O Brasil é conhecido por seu enorme programa de transferência de renda para os pobres, que tem quase duas décadas, o Bolsa Família (muitas vezes traduzido como “bolsa-família”). De março, alcançou 13,8 milhões de famílias, pagando em média R $ 34 por mês. (O salário mínimo nacional é de cerca de US $ 190 por mês.)

O estipêndio de emergência expandiu enormemente o salário, aumentando a escassa renda de muitos e substituindo a renda perdida de outros.

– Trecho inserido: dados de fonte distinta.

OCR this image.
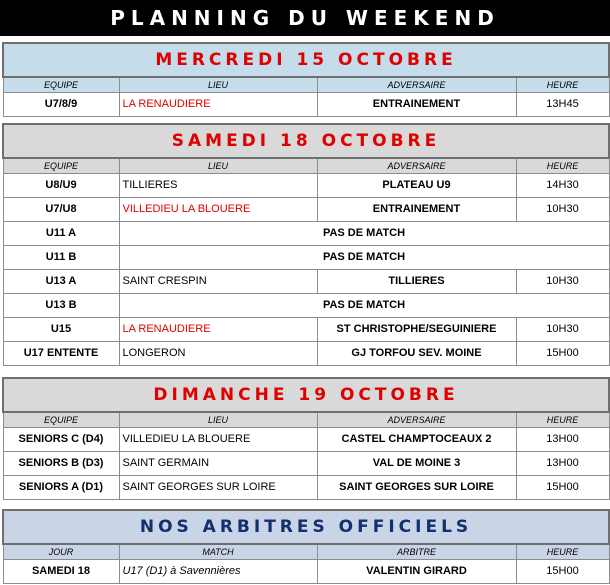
PLANNING DU WEEKEND
MERCREDI 15 OCTOBRE			
EQUIPE	LIEU	ADVERSAIRE	HEURE
U7/8/9	LA RENAUDIERE	ENTRAINEMENT	13H45
SAMEDI 18 OCTOBRE			
EQUIPE	LIEU	ADVERSAIRE	HEURE
U8/U9	TILLIERES	PLATEAU U9	14H30
U7/U8	VILLEDIEU LA BLOUERE	ENTRAINEMENT	10H30
U11 A	PAS DE MATCH		
U11 B	PAS DE MATCH		
U13 A	SAINT CRESPIN	TILLIERES	10H30
U13 B	PAS DE MATCH		
U15	LA RENAUDIERE	ST CHRISTOPHE/SEGUINIERE	10H30
U17 ENTENTE	LONGERON	GJ TORFOU SEV. MOINE	15H00
DIMANCHE 19 OCTOBRE			
EQUIPE	LIEU	ADVERSAIRE	HEURE
SENIORS C (D4)	VILLEDIEU LA BLOUERE	CASTEL CHAMPTOCEAUX 2	13H00
SENIORS B (D3)	SAINT GERMAIN	VAL DE MOINE 3	13H00
SENIORS A (D1)	SAINT GEORGES SUR LOIRE	SAINT GEORGES SUR LOIRE	15H00
NOS ARBITRES OFFICIELS			
JOUR	MATCH	ARBITRE	HEURE
SAMEDI 18	U17 (D1) à Savennières	VALENTIN GIRARD	15H00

Luís Carlos Aranha, 34, diarista em uma pequena cidade do interior do estado de São Paulo que recebia o Bolsa Família antes da pandemia, diz que o que mudou para ele com a maior bolsa foi poder “comprar alimentos como frutas e presunto para nossas filhas, em vez de arroz com feijão. “

Mas o estipêndio era para ser temporário. Legisladores de diferentes partidos agora estão pressionando o governo Bolsonaro para lançar um apoio de renda amplo e de longo prazo para os pobres.

Onde a escola de chicago

Embora a implementação de uma renda básica pudesse aumentar a popularidade de Bolsonaro, também poderia colocá-lo em uma encruzilhada em relação à promessa eleitoral de manter um orçamento apertado.

Seu ministro da Economia, Paulo Guedes, foi educado na Universidade de Chicago com pensadores que ajudaram a administrar a economia. “tratamento de colisão” Do Chile Ditadura de Augusto Pinochet. Isso desencadeou uma onda de cortes severos nos gastos públicos e privatizações para conter a inflação crônica no Chile. Bolsonaro As promessas de reduzir drasticamente o governo brasileiro foram elogiadas pelos investidores.

Economistas do governo prevêem que a dívida do país atingirá cerca de 95% do produto interno bruto com o orçamento de emergência deste ano. Mas, em 2021, o governo corre o risco de ultrapassar o limite de gastos imposto depois que a presidente do Partido dos Trabalhadores, Dilma Rousseff, foi indiciada por questões tributárias em 2016.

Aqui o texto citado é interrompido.